O protocolo simplificado para isolamento e caracterização de proteínas que expressam Fc é rotineiramente usado para processar galectina-1 murina quimrica fundida ao Fc humano (Gal-1hFc) de supernantes de cultura celular diluída. O fluxograma na Figura 2 ilustra o fluxo de trabalho e o tempo para cada passo no protocolo. Para um lote típico de 300 ml de supernascimento, o tempo total de processamento é de aproximadamente 9 horas quando o teste opcional de citometria de fluxo de frações de elução é realizado. Se toda a análise de citometria de fluxo for omitida, devido à falta de um citômetro de fluxo ou preferência de laboratório individual, o tempo total de processamento pode ser tão breve quanto 4 horas. Em geral, o tempo de processamento depende da experiência do operador, quantidade de supernascido processado e quais métodos de quantificação e caracterização são realizados.

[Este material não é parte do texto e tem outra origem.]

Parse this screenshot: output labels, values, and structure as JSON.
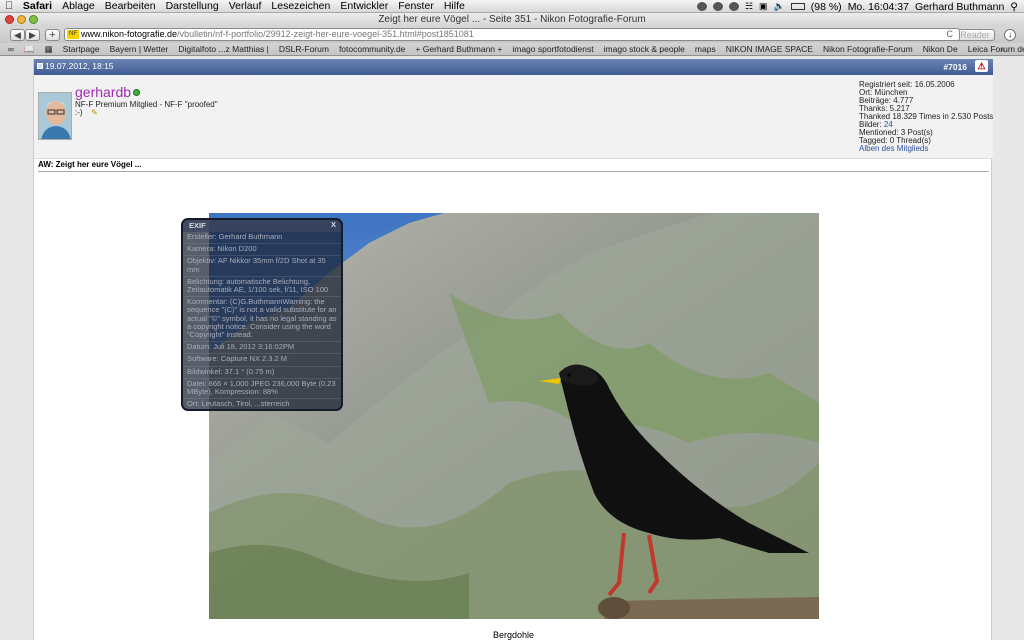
{
  "menubar": {
    "apple": "",
    "items": [
      "Safari",
      "Ablage",
      "Bearbeiten",
      "Darstellung",
      "Verlauf",
      "Lesezeichen",
      "Entwickler",
      "Fenster",
      "Hilfe"
    ],
    "battery": "(98 %)",
    "clock": "Mo. 16:04:37",
    "user": "Gerhard Buthmann"
  },
  "window": {
    "title": "Zeigt her eure Vögel ... - Seite 351 - Nikon Fotografie-Forum"
  },
  "toolbar": {
    "back": "◀",
    "forward": "▶",
    "add": "+",
    "url_badge": "NF",
    "url_host": "www.nikon-fotografie.de",
    "url_path": "/vbulletin/nf-f-portfolio/29912-zeigt-her-eure-voegel-351.html#post1851081",
    "reload": "C",
    "reader": "Reader"
  },
  "bookmarks": [
    "Startpage",
    "Bayern | Wetter",
    "Digitalfoto ...z Matthias |",
    "DSLR-Forum",
    "fotocommunity.de",
    "+ Gerhard Buthmann +",
    "imago sportfotodienst",
    "imago stock & people",
    "maps",
    "NIKON IMAGE SPACE",
    "Nikon Fotografie-Forum",
    "Nikon De",
    "Leica Forum deutsch"
  ],
  "post": {
    "date": "19.07.2012, 18:15",
    "number": "#7016",
    "username": "gerhardb",
    "usertitle": "NF-F Premium Mitglied - NF-F \"proofed\"",
    "mood": ":-)",
    "stats": {
      "registered": "Registriert seit: 16.05.2006",
      "location": "Ort: München",
      "posts": "Beiträge: 4.777",
      "thanks": "Thanks: 5.217",
      "thanked": "Thanked 18.329 Times in 2.530 Posts",
      "images_label": "Bilder:",
      "images_count": "24",
      "mentioned": "Mentioned: 3 Post(s)",
      "tagged": "Tagged: 0 Thread(s)",
      "albums": "Alben des Mitglieds"
    },
    "title": "AW: Zeigt her eure Vögel ...",
    "caption": "Bergdohle"
  },
  "exif": {
    "heading": "EXIF",
    "close": "X",
    "lines": [
      "Ersteller: Gerhard Buthmann",
      "Kamera: Nikon D200",
      "Objektiv: AF Nikkor 35mm f/2D Shot at 35 mm",
      "Belichtung: automatische Belichtung, Zeitautomatik AE, 1/100 sek, f/11, ISO 100",
      "Kommentar: (C)G.ButhmannWarning: the sequence \"(C)\" is not a valid substitute for an actual \"©\" symbol, it has no legal standing as a copyright notice. Consider using the word \"Copyright\" instead.",
      "Datum: Juli 18, 2012 3:16:02PM",
      "Software: Capture NX 2.3.2 M",
      "Bildwinkel: 37.1 ° (0.75 m)",
      "Datei: 666 × 1,000 JPEG 236,000 Byte (0.23 MByte), Kompression: 88%",
      "Ort: Leutasch, Tirol, ...sterreich"
    ]
  },
  "colors": {
    "post_header": "#4a66a0",
    "username": "#9e2bb0",
    "link": "#3050a0",
    "online": "#3cb43c"
  }
}
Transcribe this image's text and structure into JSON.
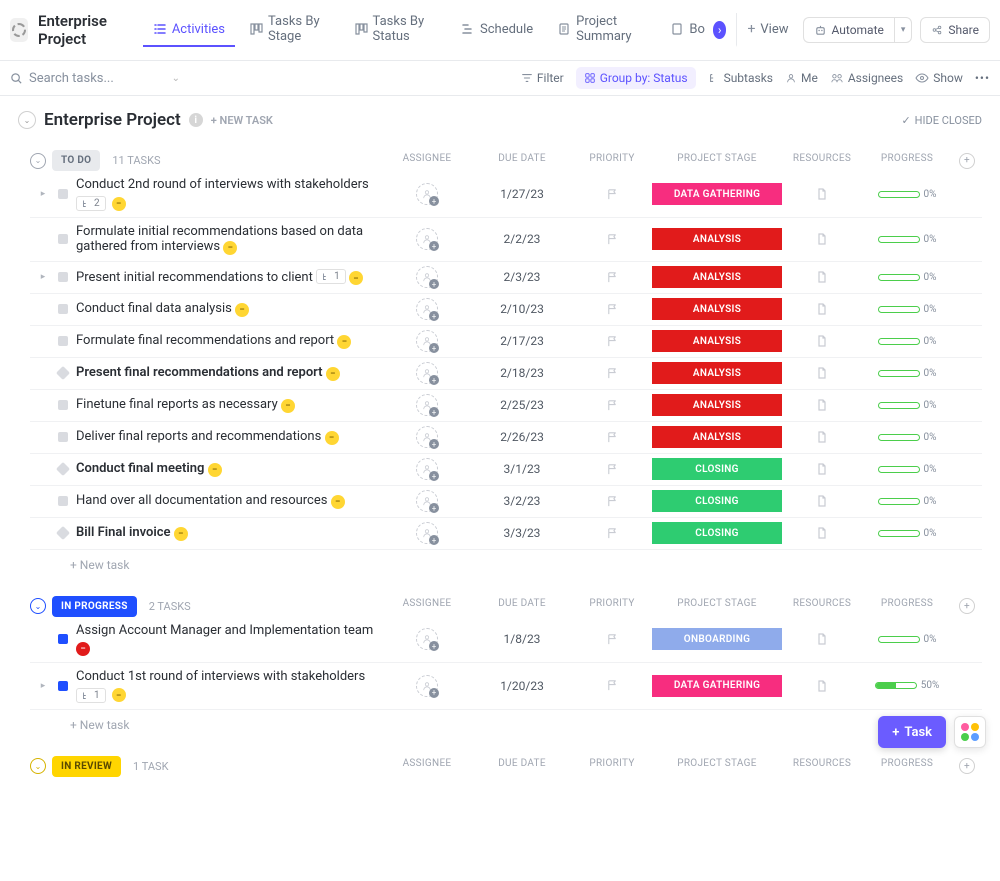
{
  "project_title": "Enterprise Project",
  "tabs": [
    "Activities",
    "Tasks By Stage",
    "Tasks By Status",
    "Schedule",
    "Project Summary",
    "Bo"
  ],
  "view_btn": "View",
  "automate_btn": "Automate",
  "share_btn": "Share",
  "search_placeholder": "Search tasks...",
  "toolbar": {
    "filter": "Filter",
    "groupby": "Group by: Status",
    "subtasks": "Subtasks",
    "me": "Me",
    "assignees": "Assignees",
    "show": "Show"
  },
  "list_title": "Enterprise Project",
  "new_task_btn": "+ NEW TASK",
  "hide_closed": "HIDE CLOSED",
  "columns": [
    "ASSIGNEE",
    "DUE DATE",
    "PRIORITY",
    "PROJECT STAGE",
    "RESOURCES",
    "PROGRESS"
  ],
  "new_task_row": "+ New task",
  "fab_task": "Task",
  "colors": {
    "todo_pill_bg": "#e8eaed",
    "todo_pill_text": "#656f7d",
    "inprogress_pill_bg": "#1f4fff",
    "inprogress_pill_text": "#ffffff",
    "inprogress_collapse": "#1f4fff",
    "inreview_pill_bg": "#ffd500",
    "inreview_pill_text": "#5a4a00",
    "inreview_collapse": "#d6b300",
    "stage_data_gathering": "#f72d7f",
    "stage_analysis": "#e11b1b",
    "stage_closing": "#2ecc71",
    "stage_onboarding": "#8fabeb",
    "prio_normal_bg": "#ffd633",
    "prio_normal_fg": "#7a5c00",
    "prio_urgent_bg": "#e11b1b",
    "prio_urgent_fg": "#ffffff",
    "status_todo_sq": "#d9dbe0",
    "status_inprogress_sq": "#1f4fff"
  },
  "groups": [
    {
      "id": "todo",
      "label": "TO DO",
      "count": "11 TASKS",
      "pill_bg": "#e8eaed",
      "pill_fg": "#656f7d",
      "collapse_color": "#a0a6b1",
      "status_sq_color": "#d9dbe0",
      "status_sq_rot": false,
      "show_new_task": true,
      "tasks": [
        {
          "title": "Conduct 2nd round of interviews with stakeholders",
          "due": "1/27/23",
          "stage": "DATA GATHERING",
          "stage_color": "#f72d7f",
          "progress": 0,
          "bold": false,
          "expand": true,
          "subtasks": "2",
          "prio": "normal"
        },
        {
          "title": "Formulate initial recommendations based on data gathered from interviews",
          "due": "2/2/23",
          "stage": "ANALYSIS",
          "stage_color": "#e11b1b",
          "progress": 0,
          "bold": false,
          "expand": false,
          "prio_inline": "normal"
        },
        {
          "title": "Present initial recommendations to client",
          "due": "2/3/23",
          "stage": "ANALYSIS",
          "stage_color": "#e11b1b",
          "progress": 0,
          "bold": false,
          "expand": true,
          "subtasks_inline": "1",
          "prio_inline": "normal"
        },
        {
          "title": "Conduct final data analysis",
          "due": "2/10/23",
          "stage": "ANALYSIS",
          "stage_color": "#e11b1b",
          "progress": 0,
          "bold": false,
          "expand": false,
          "prio_inline": "normal"
        },
        {
          "title": "Formulate final recommendations and report",
          "due": "2/17/23",
          "stage": "ANALYSIS",
          "stage_color": "#e11b1b",
          "progress": 0,
          "bold": false,
          "expand": false,
          "prio_inline": "normal"
        },
        {
          "title": "Present final recommendations and report",
          "due": "2/18/23",
          "stage": "ANALYSIS",
          "stage_color": "#e11b1b",
          "progress": 0,
          "bold": true,
          "expand": false,
          "prio_inline": "normal",
          "diamond": true
        },
        {
          "title": "Finetune final reports as necessary",
          "due": "2/25/23",
          "stage": "ANALYSIS",
          "stage_color": "#e11b1b",
          "progress": 0,
          "bold": false,
          "expand": false,
          "prio_inline": "normal"
        },
        {
          "title": "Deliver final reports and recommendations",
          "due": "2/26/23",
          "stage": "ANALYSIS",
          "stage_color": "#e11b1b",
          "progress": 0,
          "bold": false,
          "expand": false,
          "prio_inline": "normal"
        },
        {
          "title": "Conduct final meeting",
          "due": "3/1/23",
          "stage": "CLOSING",
          "stage_color": "#2ecc71",
          "progress": 0,
          "bold": true,
          "expand": false,
          "prio_inline": "normal",
          "diamond": true
        },
        {
          "title": "Hand over all documentation and resources",
          "due": "3/2/23",
          "stage": "CLOSING",
          "stage_color": "#2ecc71",
          "progress": 0,
          "bold": false,
          "expand": false,
          "prio_inline": "normal"
        },
        {
          "title": "Bill Final invoice",
          "due": "3/3/23",
          "stage": "CLOSING",
          "stage_color": "#2ecc71",
          "progress": 0,
          "bold": true,
          "expand": false,
          "prio_inline": "normal",
          "diamond": true
        }
      ]
    },
    {
      "id": "inprogress",
      "label": "IN PROGRESS",
      "count": "2 TASKS",
      "pill_bg": "#1f4fff",
      "pill_fg": "#ffffff",
      "collapse_color": "#1f4fff",
      "status_sq_color": "#1f4fff",
      "status_sq_rot": false,
      "show_new_task": true,
      "tasks": [
        {
          "title": "Assign Account Manager and Implementation team",
          "due": "1/8/23",
          "stage": "ONBOARDING",
          "stage_color": "#8fabeb",
          "progress": 0,
          "bold": false,
          "expand": false,
          "sub_prio_line": true,
          "prio": "urgent"
        },
        {
          "title": "Conduct 1st round of interviews with stakeholders",
          "due": "1/20/23",
          "stage": "DATA GATHERING",
          "stage_color": "#f72d7f",
          "progress": 50,
          "bold": false,
          "expand": true,
          "subtasks": "1",
          "prio": "normal"
        }
      ]
    },
    {
      "id": "inreview",
      "label": "IN REVIEW",
      "count": "1 TASK",
      "pill_bg": "#ffd500",
      "pill_fg": "#5a4a00",
      "collapse_color": "#d6b300",
      "status_sq_color": "#ffd500",
      "status_sq_rot": false,
      "show_new_task": false,
      "tasks": []
    }
  ]
}
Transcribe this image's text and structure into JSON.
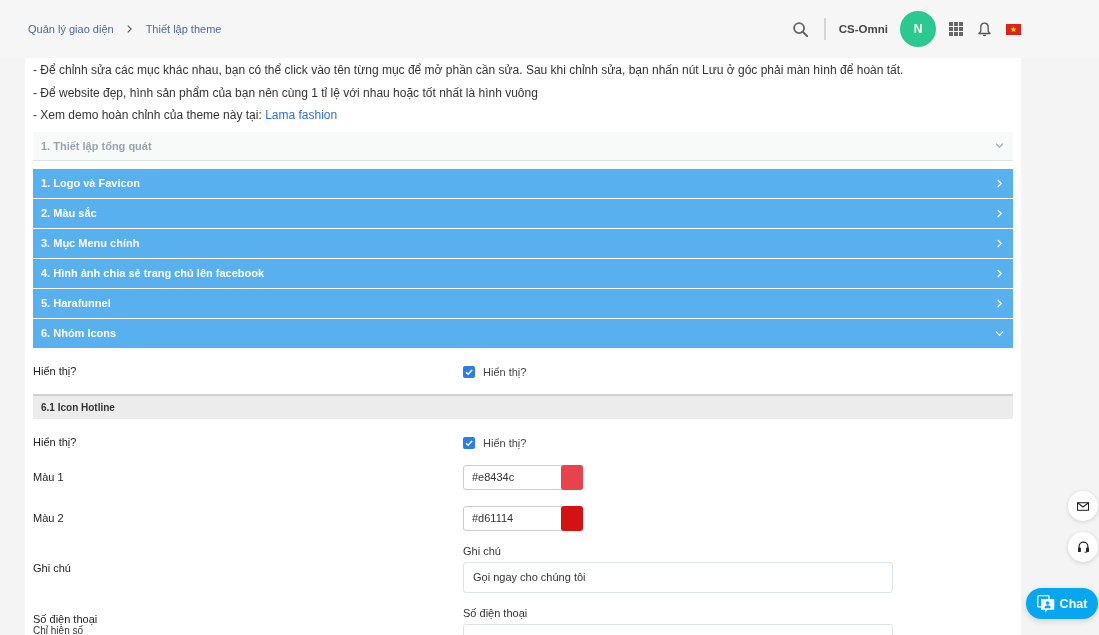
{
  "breadcrumb": [
    {
      "label": "Quản lý giao diện"
    },
    {
      "label": "Thiết lập theme"
    }
  ],
  "header": {
    "account": "CS-Omni",
    "avatar_initial": "N"
  },
  "notes": [
    {
      "text": "- Để chỉnh sửa các mục khác nhau, bạn có thể click vào tên từng mục để mở phần cần sửa. Sau khi chỉnh sửa, bạn nhấn nút Lưu ở góc phải màn hình để hoàn tất."
    },
    {
      "text": "- Để website đẹp, hình sản phẩm của bạn nên cùng 1 tỉ lệ với nhau hoặc tốt nhất là hình vuông"
    },
    {
      "text": "- Xem demo hoàn chỉnh của theme này tại:",
      "link": "Lama fashion"
    }
  ],
  "general_section": {
    "title": "1. Thiết lập tổng quát",
    "expanded": true
  },
  "sections": [
    {
      "title": "1. Logo và Favicon",
      "expanded": false
    },
    {
      "title": "2. Màu sắc",
      "expanded": false
    },
    {
      "title": "3. Mục Menu chính",
      "expanded": false
    },
    {
      "title": "4. Hình ảnh chia sẻ trang chủ lên facebook",
      "expanded": false
    },
    {
      "title": "5. Harafunnel",
      "expanded": false
    },
    {
      "title": "6. Nhóm Icons",
      "expanded": true,
      "fields": [
        {
          "kind": "checkbox",
          "label": "Hiển thị?",
          "option": "Hiển thị?",
          "checked": true
        }
      ],
      "subsections": [
        {
          "title": "6.1 Icon Hotline",
          "fields": [
            {
              "kind": "checkbox",
              "label": "Hiển thị?",
              "option": "Hiển thị?",
              "checked": true
            },
            {
              "kind": "color",
              "label": "Màu 1",
              "value": "#e8434c",
              "color": "#e8434c"
            },
            {
              "kind": "color",
              "label": "Màu 2",
              "value": "#d61114",
              "color": "#d61114"
            },
            {
              "kind": "text",
              "label": "Ghi chú",
              "caption": "Ghi chú",
              "value": "Gọi ngay cho chúng tôi"
            },
            {
              "kind": "text",
              "label": "Số điện thoại",
              "hint": "Chỉ hiện số",
              "caption": "Số điện thoại"
            }
          ]
        }
      ]
    }
  ],
  "floating": {
    "chat_label": "Chat"
  }
}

A citometria de fluxo foi utilizada para testar a presença de Gal-1hFc funcional (ou seja, Gal-1 capaz de detectar seus ligantes em células cancerígenas de mama) na cultura celular inicial sobrenatante; o meio de cultura celular fresca serviu como o controle negativo18,22 . Uma vez verificado gal-1hFc na cultura celular(Figura 3A), o carregamento da proteína A membrana adsorber foi realizada por perfusão sobrenasal a 10 ml/min (resultando em velocidade superficial ou fluxo volumoso de 0,5 cm/min em um adsorber de membrana de 2 ml) usando uma bomba de seringa(Figura 1). O adsorber de membrana capturou e reteve gal-1hFc eficientemente, deixando o fluxo através essencialmente esgotado de Gal-1hFc (falta de avanço, Figura 3A). Gal-1hFc foi elucidado do adsorber de membrana em incrementos de um mililitro a 1 ml/min (fluxo volumoso = 0,05 cm/min) usando um tampão ácido à base de amina (pH 2.8), e frações de elução neutralizadas foram posteriormente testadas para a presença de Gal-1hFc funcional usando citometria de fluxo(Figura 3B). O sinal gal-1hFc aumentou sequencialmente da elução 1 (aproximadamente igual ao controle negativo) para um máximo na elução 3, depois diminuiu para um nível quase constante nas eluções 9 e 10(Figuras 3B e 3C). A elução final 10 não atingiu equivalência ao sinal de controle negativo devido a alguma retenção adsorber de Gal-1hFc (Figuras 3B e 3C). No entanto, essa perda foi considerada aceitável. Como método alternativo para testar para presença, mas não função, de Gal-1hFc em várias soluções, a análise de citometria de fluxo da capacidade de Gal-1hFc de se ligar à proteína A contas de poliestireno (através do reconhecimento da região hFc) pode ser usada(Figura 3D).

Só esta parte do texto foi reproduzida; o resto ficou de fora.